Жарынь (Вылев) - страница 10

— Совсем жалкий грешок, — сказал Маджурин занимавшемуся утру. — Чтобы показать, что краду шубу, и буду улыбаться. Ох, и дубье ж эти безгрешные люди. Какая, мол, шуба? Какая улыбка? Не спешите поперед батьки. Имейте терпение, и все узнаете.

Кто закостенел в постах, тому претит покорность. Рано или поздно потянет на разбой, как ни думай, как ни держи в чистоте свою совесть, — единственное, на чем держится мир, как отметил в своей хронике старичок Оклов. Выходит, чтобы не умереть, нужно подчиниться злу? Тогда какой смысл оставаться в живых?

Маджурин прошел два-три перекрестка и оперся спиной о забор, за которым уже сияли окна дома. В воздухе носились запахи утренней еды. Он размышлял у забора: какой бы грех сотворить?

Самое подходящее — застрелить какую ни на есть собаку.
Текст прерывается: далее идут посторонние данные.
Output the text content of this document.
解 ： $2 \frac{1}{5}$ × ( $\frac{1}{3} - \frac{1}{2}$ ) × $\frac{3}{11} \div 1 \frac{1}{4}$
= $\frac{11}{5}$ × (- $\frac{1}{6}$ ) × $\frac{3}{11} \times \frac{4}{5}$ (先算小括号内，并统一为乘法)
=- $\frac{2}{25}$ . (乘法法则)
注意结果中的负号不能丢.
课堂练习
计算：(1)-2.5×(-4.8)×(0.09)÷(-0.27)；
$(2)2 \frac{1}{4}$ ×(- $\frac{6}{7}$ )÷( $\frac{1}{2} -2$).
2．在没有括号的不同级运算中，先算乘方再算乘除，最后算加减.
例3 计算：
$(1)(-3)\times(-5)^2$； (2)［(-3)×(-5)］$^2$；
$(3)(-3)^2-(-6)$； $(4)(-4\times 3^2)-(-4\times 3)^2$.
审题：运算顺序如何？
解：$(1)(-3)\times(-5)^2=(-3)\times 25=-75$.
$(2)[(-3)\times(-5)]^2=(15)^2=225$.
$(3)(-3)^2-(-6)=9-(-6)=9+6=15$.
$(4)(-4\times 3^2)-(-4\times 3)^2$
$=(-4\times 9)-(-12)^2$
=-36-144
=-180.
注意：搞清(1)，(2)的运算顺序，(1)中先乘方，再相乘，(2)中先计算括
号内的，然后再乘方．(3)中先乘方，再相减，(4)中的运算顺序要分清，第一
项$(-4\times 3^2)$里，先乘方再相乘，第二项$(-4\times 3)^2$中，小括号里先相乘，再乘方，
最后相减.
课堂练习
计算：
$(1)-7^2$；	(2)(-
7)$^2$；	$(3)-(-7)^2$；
Он вырастил почти всех собак села, если и убьет одну кудлашку, никому вреда не будет.

Пройдя еще два перекрестка, Маджурин очутился возле Венца. Рядом сквозь ветки палисадника заиграл свет, и он услышал, что Никола Керанов умывается перед крыльцом своего домишки, спрятавшегося за деревьями.

— Выстрелю раньше, чем он ударит в клепало, — пообещал себе Маджурин и закурил.

Он поспешил на собачий лай, хрипло разлившийся по ту сторону хозяйственного двора. Льняные крапинки и кошачий глаз сигареты мелькнули в темном дворе по другую сторону Венца. Тонкая, похожая на борзую, собака с маленькими породистыми ушами бросилась на Маджурина. Он вспомнил, что прошлым летом был здесь в гостях. Они сидели в доме за столом, дверь была открыта, собака вбежала в комнату и укусила его за руку. Он вспомнил, как нашел в яме слепого щенка, как поил его ослиным молоком; щенок отъелся, повеселел, и он подарил его своему корешу, а тот уступил собаку за трех гусынь хозяину этого дома. Маджурину вспомнилось, как он дул в замерзшую пасть щенка, чтобы согреть его кишки. Сейчас пес лаял на него, во влажном дыму пасти было его собственное дыхание, когда-то вдохнувшее жизнь в щенка. «Злая псина, добрая псина», — Маджурин попятился, обороняясь двустволкой. Он не злился на собаку, пусть себе лает, — откуда ей знать своего благодетеля. Но он и понюшки табака не даст за благодарность; так рассуждал человек, лишенный корыстолюбия. Когда он вышел на улицу, собака замолчала. Минут через пять-шесть он обогнул Венец и попал в другой двор, поросший деревьями и щирицей. Здесь его настиг голос керановского клепала, и он юркнул в щирицу.

— Опередил меня Кольо, — Маджурин вжался телом в росяные кусты. И стоял не шевелясь, выжидая, пока народ пройдет на хозяйственный двор.